Не только под покровом ночной тьмы и за портретами красавиц всевозможных типов упрятана Генрих, но еще и скрыта под псевдонимом. На самом деле ее зовут Елена, и она тенью стоит за спиной «известного австрийского писателя» Артура Шпиглера. Вопреки обыденным представлениям, когда переводчик остается только «тенью» автора, в рассказе Бунина на первом плане оказывается переводчица, а переводимый ею автор, Шпиглер, оставлен в тени. Аффектированный портрет Шпиглера («Лицо от газа и злобы бледно-зеленое, оливковое, фисташковое» – 7; 137) входит в сознание Глебова со слов Елены (сам он никогда Шпиглера не видел), в портрете причудливо соединяется мертвенное и живое: холодная бледность и горячая злоба. «Журналистка и переводчица» Елена Генриховна сначала создает «этого австрияка» для читающей русской публики («кто будет переводить и устраивать его гениальные новеллы?» – 7; 133), затем пытается «оживить» его в нескольких репликах для Глебова, разжигая его ревность. В конечном счете, переводчица Генрих и становится жертвой ревности, но только не ревности Глебова, а ревности Шпиглера. Все герои оказываются как бы стянутыми в один круг, все они отражаются друг в друге, связаны друг с другом и образуют единый персонажный синкрет (что подчеркнуто ассонансным созвучием их имен: Шпиглер, Елена, Генрих, Глебов).
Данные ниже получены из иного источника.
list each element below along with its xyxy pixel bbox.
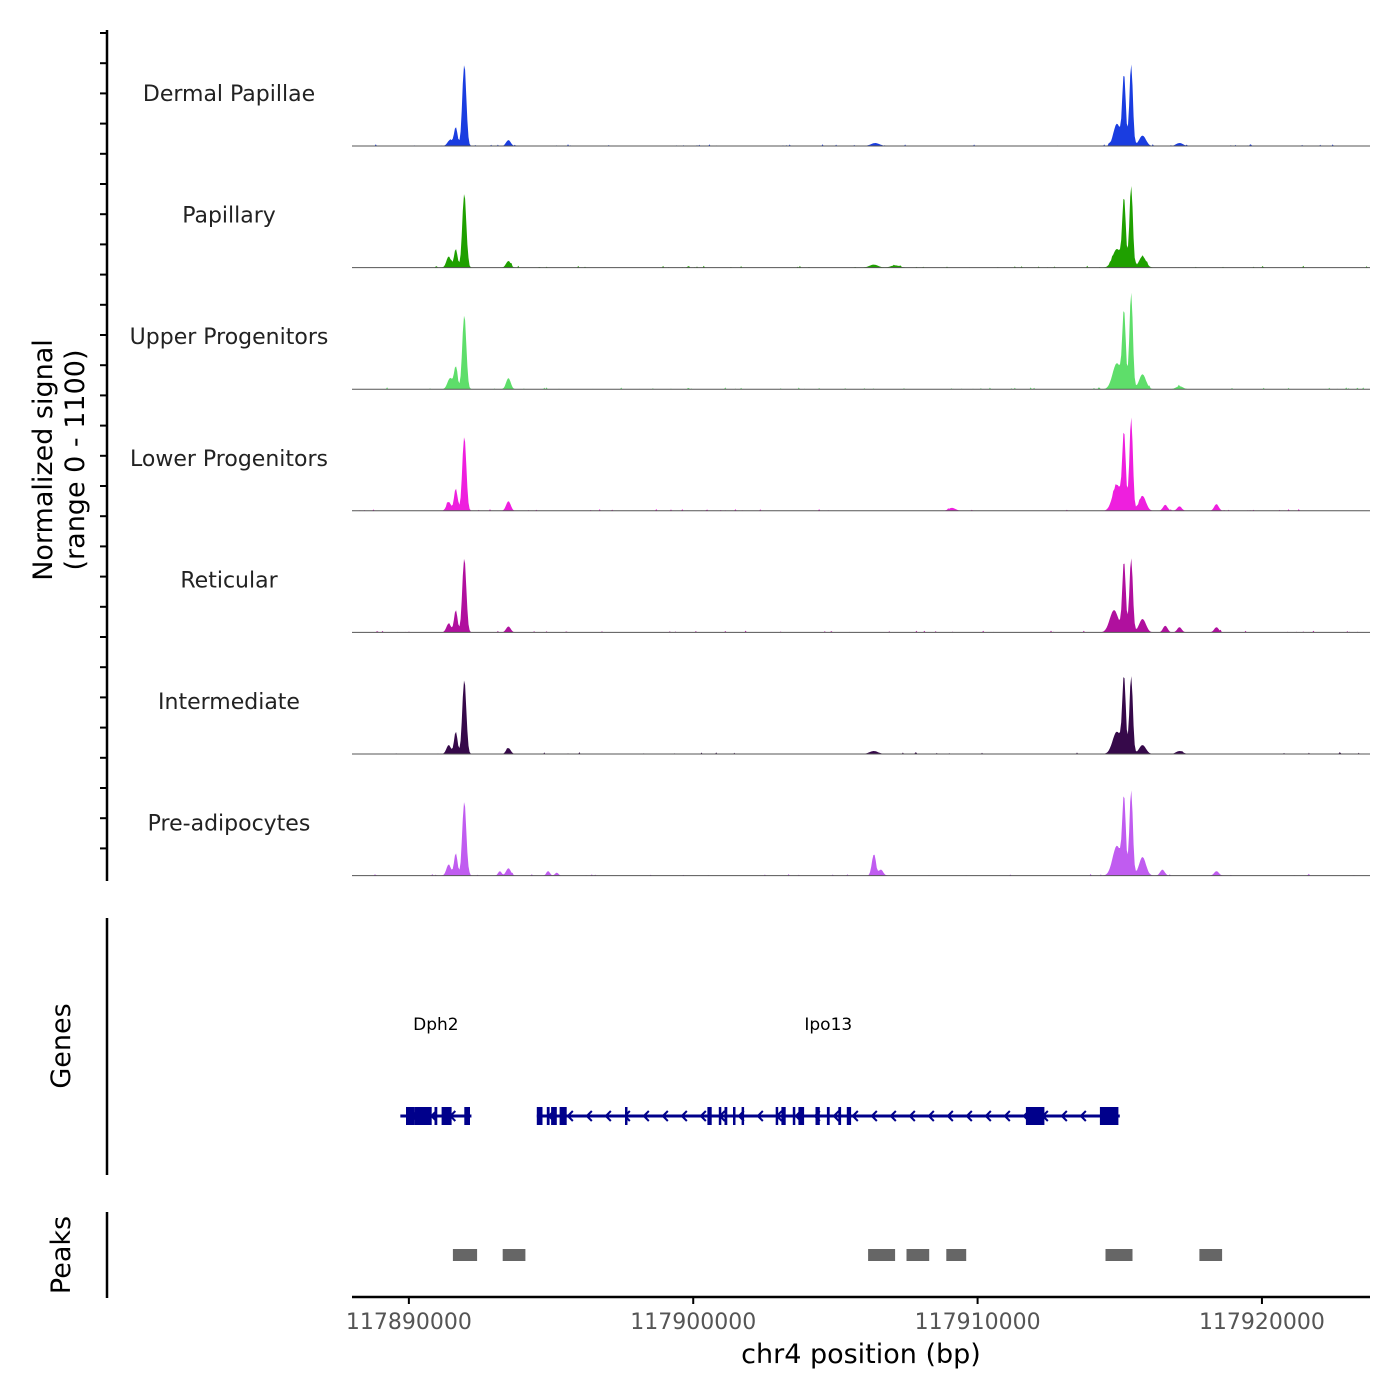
- gene-exon: [792, 1107, 796, 1125]
- track-label: Reticular: [180, 568, 278, 593]
- gene-ipo13: Ipo13: [536, 1015, 1120, 1125]
- gene-exon: [846, 1107, 852, 1125]
- peak-region: [1199, 1249, 1223, 1261]
- peak-region: [452, 1249, 478, 1261]
- gene-label: Dph2: [413, 1015, 458, 1035]
- gene-exon: [441, 1107, 452, 1125]
- gene-strand-chevron: [851, 1110, 859, 1122]
- track-signal-area: [352, 64, 1370, 146]
- gene-strand-chevron: [984, 1110, 992, 1122]
- track-dermal-papillae: Dermal Papillae: [143, 64, 1370, 147]
- genes-track-label: Genes: [46, 1003, 77, 1088]
- gene-strand-chevron: [756, 1110, 764, 1122]
- y-axis-label-line2: (range 0 - 1100): [60, 350, 91, 571]
- track-papillary: Papillary: [182, 186, 1370, 269]
- gene-exon: [464, 1107, 470, 1125]
- signal-tracks: Dermal Papillae Papillary Upper Progenitor…: [130, 64, 1370, 877]
- gene-strand-chevron: [604, 1110, 612, 1122]
- gene-label: Ipo13: [804, 1015, 852, 1035]
- gene-exon: [551, 1107, 557, 1125]
- track-signal-area: [352, 417, 1370, 511]
- x-tick-label: 117910000: [915, 1310, 1041, 1335]
- gene-exon: [775, 1107, 779, 1125]
- gene-strand-chevron: [965, 1110, 973, 1122]
- track-signal-area: [352, 676, 1370, 754]
- x-tick-label: 117900000: [630, 1310, 756, 1335]
- gene-exon: [434, 1107, 438, 1125]
- gene-strand-chevron: [946, 1110, 954, 1122]
- signal-y-axis: [100, 30, 109, 881]
- track-reticular: Reticular: [180, 558, 1370, 633]
- gene-strand-chevron: [699, 1110, 707, 1122]
- track-signal-area: [352, 790, 1370, 876]
- gene-exon: [781, 1107, 786, 1125]
- gene-exon: [625, 1107, 628, 1125]
- gene-exon: [798, 1107, 805, 1125]
- peak-region: [502, 1249, 526, 1261]
- gene-exon: [826, 1107, 830, 1125]
- gene-exon: [536, 1107, 543, 1125]
- track-label: Dermal Papillae: [143, 82, 315, 107]
- track-pre-adipocytes: Pre-adipocytes: [148, 790, 1370, 877]
- peaks-track-label: Peaks: [46, 1216, 77, 1294]
- gene-exon: [406, 1107, 415, 1125]
- x-axis-label: chr4 position (bp): [741, 1339, 981, 1370]
- gene-exon: [718, 1107, 722, 1125]
- gene-strand-chevron: [908, 1110, 916, 1122]
- track-signal-area: [352, 558, 1370, 633]
- y-axis-label-line1: Normalized signal: [28, 339, 59, 581]
- gene-exon: [1025, 1107, 1045, 1125]
- x-tick-label: 117920000: [1199, 1310, 1325, 1335]
- gene-strand-chevron: [1060, 1110, 1068, 1122]
- gene-strand-chevron: [832, 1110, 840, 1122]
- gene-strand-chevron: [889, 1110, 897, 1122]
- track-label: Pre-adipocytes: [148, 812, 311, 837]
- gene-exon: [546, 1107, 550, 1125]
- gene-strand-chevron: [642, 1110, 650, 1122]
- gene-exon: [741, 1107, 745, 1125]
- track-upper-progenitors: Upper Progenitors: [130, 292, 1370, 390]
- track-lower-progenitors: Lower Progenitors: [130, 417, 1370, 512]
- gene-exon: [414, 1107, 432, 1125]
- peaks-panel: Peaks: [46, 1212, 1223, 1298]
- gene-strand-chevron: [870, 1110, 878, 1122]
- gene-strand-chevron: [623, 1110, 631, 1122]
- track-label: Intermediate: [158, 690, 300, 715]
- track-intermediate: Intermediate: [158, 676, 1370, 755]
- gene-exon: [559, 1107, 567, 1125]
- peak-region: [868, 1249, 896, 1261]
- gene-strand-chevron: [1079, 1110, 1087, 1122]
- gene-dph2: Dph2: [400, 1015, 472, 1125]
- gene-exon: [1099, 1107, 1119, 1125]
- gene-exon: [707, 1107, 712, 1125]
- x-axis: 117890000 117900000 117910000 117920000 chr…: [346, 1295, 1370, 1370]
- genes-panel: Genes Dph2 Ipo13: [46, 918, 1120, 1175]
- track-signal-area: [352, 186, 1370, 268]
- gene-exon: [733, 1107, 736, 1125]
- x-tick-label: 117890000: [346, 1310, 472, 1335]
- gene-strand-chevron: [566, 1110, 574, 1122]
- gene-exon: [815, 1107, 820, 1125]
- peak-region: [1105, 1249, 1133, 1261]
- gene-strand-chevron: [1003, 1110, 1011, 1122]
- gene-exon: [724, 1107, 728, 1125]
- track-label: Upper Progenitors: [130, 325, 329, 350]
- gene-exon: [838, 1107, 842, 1125]
- gene-strand-chevron: [680, 1110, 688, 1122]
- track-label: Papillary: [182, 204, 276, 229]
- track-signal-area: [352, 292, 1370, 390]
- peak-region: [906, 1249, 930, 1261]
- track-label: Lower Progenitors: [130, 447, 328, 472]
- gene-strand-chevron: [585, 1110, 593, 1122]
- gene-strand-chevron: [927, 1110, 935, 1122]
- y-axis-label: Normalized signal (range 0 - 1100): [28, 339, 91, 581]
- peak-region: [946, 1249, 967, 1261]
- gene-strand-chevron: [661, 1110, 669, 1122]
Напряженность повествования обеспечивается противостоянием неверного Глебова и ревнивицы Ли, неверной Генрих и ревнивого Шпиглера[126]
. Кажется, лишь Глебов и Генрих устремлены друг к другу, но весь рассказ – это их непримиримый писательский поединок. Перебивая друг друга, они добавляют новые и новые, все более и более яркие штрихи к портретам своих любовниц и любовников. Если начинает Глебов, то Елена подхватывает тему и не в силах уже остановиться; в творческом порыве герои будто бы специально игнорируют опасную возможность «оживить» соперников, напротив, чем острее опасность, тем сильнее разжигается ревность и любовь, причем уже не на «жизненной», а на «словесной», «художественной» основе. И непонятно, какая из основ: жизненная или словесная, – сильнее. Не просто составленные со слов Генрих портреты видит читатель в зеркале памяти Глебова: Глебов выступает в роли соавтора Елены, даже тогда, когда Генрих уже мертва.Завуалированное, скрытое авторство роднит Генрих с Мадленой из «Bel-Ami». Именно ради встречи с Мадленой, вечной помощницей начинающих авторов, Дюруа едет в Антиб. Однако в «Генрихе» Бунина сюжет «Bel-Ami»[127]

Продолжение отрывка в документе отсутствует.